No wonder, then, that the 26-year-old Latifi was sheepish about bringing me back to this fancy house, which she shares with various other IMC staff and the random passing volunteer. (She has since left Haiti and IMC.) Nicknamed "Miami Vice" for its tropical neon style and swank faux-leather couches, the house has a flat-screen TV and a drinks cart loaded with Barbancourt rum. Of course, the place does lose power regularly. At the organization's house in Jacmel, I slept in a room that had a sprawling bathroom complete with an elevated Jacuzzi. The thing didn't come close to working, though, and my vanity crawled with ants. The monster chandelier and heart-shaped pool mired in green slime contributed to the overall effect of a mansion owned by some African dictator who fled frantically as rebels closed in. These disconnects aptly capture the schizophrenic nature of the IMC worker's life. These people tend to dying infants and navigate rivers of shit by day; can you blame them if they enjoy a custom-cooked meal or a few drinks at night?

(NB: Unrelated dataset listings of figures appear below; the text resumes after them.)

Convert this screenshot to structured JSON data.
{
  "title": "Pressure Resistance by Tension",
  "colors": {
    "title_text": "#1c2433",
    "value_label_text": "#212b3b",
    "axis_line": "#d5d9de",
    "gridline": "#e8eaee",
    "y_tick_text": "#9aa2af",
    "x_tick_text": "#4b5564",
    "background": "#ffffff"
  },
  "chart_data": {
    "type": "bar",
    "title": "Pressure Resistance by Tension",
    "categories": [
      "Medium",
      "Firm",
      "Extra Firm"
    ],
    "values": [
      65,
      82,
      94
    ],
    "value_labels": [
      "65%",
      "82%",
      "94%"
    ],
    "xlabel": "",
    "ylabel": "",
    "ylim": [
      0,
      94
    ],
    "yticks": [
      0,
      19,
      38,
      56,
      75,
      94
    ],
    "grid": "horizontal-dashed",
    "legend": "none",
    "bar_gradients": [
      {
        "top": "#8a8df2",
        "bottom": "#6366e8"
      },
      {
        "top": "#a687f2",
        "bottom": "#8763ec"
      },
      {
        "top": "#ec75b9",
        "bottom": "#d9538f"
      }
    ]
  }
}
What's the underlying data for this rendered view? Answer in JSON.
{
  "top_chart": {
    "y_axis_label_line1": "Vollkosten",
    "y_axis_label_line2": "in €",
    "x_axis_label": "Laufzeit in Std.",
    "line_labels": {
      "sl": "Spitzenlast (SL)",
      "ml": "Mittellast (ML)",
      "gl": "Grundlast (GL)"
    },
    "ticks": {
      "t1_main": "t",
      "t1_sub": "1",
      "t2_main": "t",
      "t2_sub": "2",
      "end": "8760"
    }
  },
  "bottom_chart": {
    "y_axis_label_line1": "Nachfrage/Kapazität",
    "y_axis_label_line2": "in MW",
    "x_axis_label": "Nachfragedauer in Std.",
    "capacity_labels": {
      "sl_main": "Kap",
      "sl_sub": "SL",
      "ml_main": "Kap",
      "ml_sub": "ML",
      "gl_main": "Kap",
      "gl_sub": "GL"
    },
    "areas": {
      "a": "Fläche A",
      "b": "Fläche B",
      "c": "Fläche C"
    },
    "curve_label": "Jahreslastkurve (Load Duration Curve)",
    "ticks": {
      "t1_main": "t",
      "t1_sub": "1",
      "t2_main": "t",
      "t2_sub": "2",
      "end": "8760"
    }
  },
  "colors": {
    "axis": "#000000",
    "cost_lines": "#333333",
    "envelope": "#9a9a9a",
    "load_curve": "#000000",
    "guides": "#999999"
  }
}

Part of the need for release can be attributed to IMC's security policy. Employees are forbidden from driving, for example, and are not allowed to walk in downtown Port-au-Prince. IMC recently eased up on its curfew in Haiti, which previously had been an adolescent-enraging 7:30 p.m., but employees are still required to sign out when leaving their homes and offices.

Then there's the stress of reentry to the U.S. When Donaldson goes home, he says, he doesn't talk about his life in Haiti or Iraq (where he lived through bombings and tended to sundered bodies). "It's too hard," he says, invoking the scene in The Hurt Locker where Jeremy Renner stands paralyzed before the cereal boxes. "People have no idea."

Given the difficulties inherent in such a life, you have to wonder why some do it at all. Most, including Donaldson and Khodabakhsh, will tell you it just feels right to serve. But others are more conflicted. "Yeah, right," laughs one IMC veteran over dinner in Port-au-Prince's Quartier Latin. "Help? If we really wanted to help, maybe we should all go home."